QUICK TIP – Treat yourself to a fountain pen. This type of pen slows your hand and allows more time for your thoughts on paper, your hand, and your brain to consolidate what you are writing and so strengthening the connection between them.
BONUS TIP NUMBER ONE– TAKE A NAP!
Whether you opt for a 60 or 90 minute mid-day or afternoon nap, or settle for a five or ten minute power nap science shows that your brain and your memory will benefit.

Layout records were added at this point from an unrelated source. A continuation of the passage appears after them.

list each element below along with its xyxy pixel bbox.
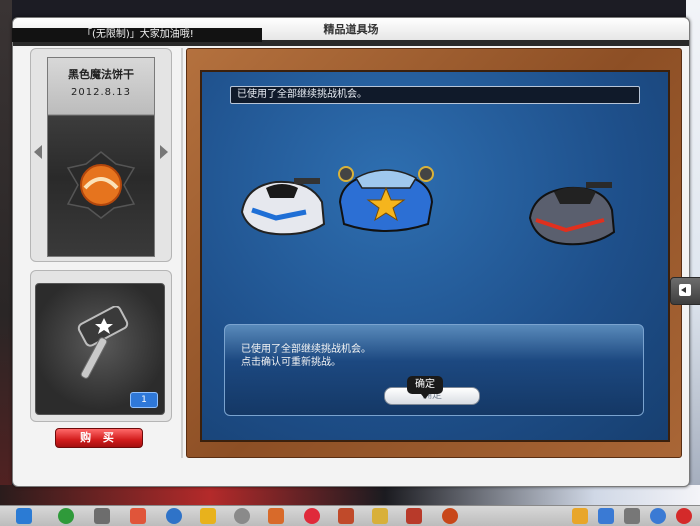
popup-message-line2: 点击确认可重新挑战。 xyxy=(241,357,341,368)
shop-dialog: 精品道具场 黑色魔法饼干 2012.8.13 1 购 买 已使用了全部继续挑战机… xyxy=(12,17,690,487)
settings-icon[interactable] xyxy=(598,508,614,524)
book-icon[interactable] xyxy=(406,508,422,524)
announcement-ticker: 「(无限制)」大家加油哦! xyxy=(12,28,262,42)
next-item-arrow-icon[interactable] xyxy=(160,145,168,159)
shop-cart-icon[interactable] xyxy=(94,508,110,524)
blue-star-car-icon xyxy=(338,166,434,232)
gift-card: 1 xyxy=(30,270,172,422)
background-left xyxy=(0,0,12,525)
ticker-text: 「(无限制)」大家加油哦! xyxy=(82,29,194,40)
fortune-cookie-icon xyxy=(66,151,136,219)
quantity-badge: 1 xyxy=(130,392,158,408)
white-race-car-icon xyxy=(240,178,326,236)
brush-icon[interactable] xyxy=(338,508,354,524)
buy-button[interactable]: 购 买 xyxy=(55,428,143,448)
collapse-arrow-icon xyxy=(679,284,691,296)
board-message: 已使用了全部继续挑战机会。 xyxy=(230,86,640,104)
search-icon[interactable] xyxy=(650,508,666,524)
red-race-car-icon xyxy=(528,182,616,246)
wood-frame: 已使用了全部继续挑战机会。 已使用了全部继续挑战机会。 点击确认可重新挑战。 确… xyxy=(186,48,682,458)
item-display: 黑色魔法饼干 2012.8.13 xyxy=(47,57,155,257)
gear-icon[interactable] xyxy=(234,508,250,524)
app-menu-icon[interactable] xyxy=(16,508,32,524)
confirm-tooltip: 确定 xyxy=(407,376,443,399)
item-name: 黑色魔法饼干 xyxy=(68,68,134,81)
confirm-popup: 已使用了全部继续挑战机会。 点击确认可重新挑战。 确定 xyxy=(224,324,644,416)
background-bottom xyxy=(0,485,700,505)
item-card: 黑色魔法饼干 2012.8.13 xyxy=(30,48,172,262)
challenge-board: 已使用了全部继续挑战机会。 已使用了全部继续挑战机会。 点击确认可重新挑战。 确… xyxy=(200,70,670,442)
side-panel-toggle[interactable] xyxy=(670,277,700,305)
wrench-icon[interactable] xyxy=(624,508,640,524)
panel-divider xyxy=(181,48,183,458)
taskbar xyxy=(0,505,700,526)
character-icon[interactable] xyxy=(130,508,146,524)
swirl-icon[interactable] xyxy=(166,508,182,524)
item-date: 2012.8.13 xyxy=(71,87,131,98)
power-icon[interactable] xyxy=(676,508,692,524)
gold-item-icon[interactable] xyxy=(200,508,216,524)
heart-icon[interactable] xyxy=(304,508,320,524)
face-icon[interactable] xyxy=(442,508,458,524)
previous-item-arrow-icon[interactable] xyxy=(34,145,42,159)
notes-icon[interactable] xyxy=(572,508,588,524)
hammer-icon xyxy=(77,306,129,379)
back-icon[interactable] xyxy=(58,508,74,524)
chat-icon[interactable] xyxy=(268,508,284,524)
gift-display: 1 xyxy=(35,283,165,415)
tools-icon[interactable] xyxy=(372,508,388,524)
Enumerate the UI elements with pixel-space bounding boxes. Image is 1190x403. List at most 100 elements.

BONUS TIP # TWO – SLEEP ON YOUR SIDE
A research team at Stony Brook University found that sleeping in the side position rather than on your back or stomach may be the more effective position for removing brain waste during the night and reducing the risk of Alzheimer’s.
Good night and sweet dreams.
Be encouraged to know that it is possible to get a better night’s sleep. Neuroscience has opened the door to some of the brain’s sleep secrets, and we can all benefit both our bodies and our brains by embracing this new research and making it part of our lives. It made a difference in mine.
Here is a recap of some sleep enhancers.
Understand the risks to your body and brain when you don’t get enough sleep. And the benefits when you do.
Create a sleep-friendly environment.
Write away the stresses and cares of today and jot down the ones you are anxious about tomorrow.
Add a bedtime routine to your life – and don’t forget that bedtime snack!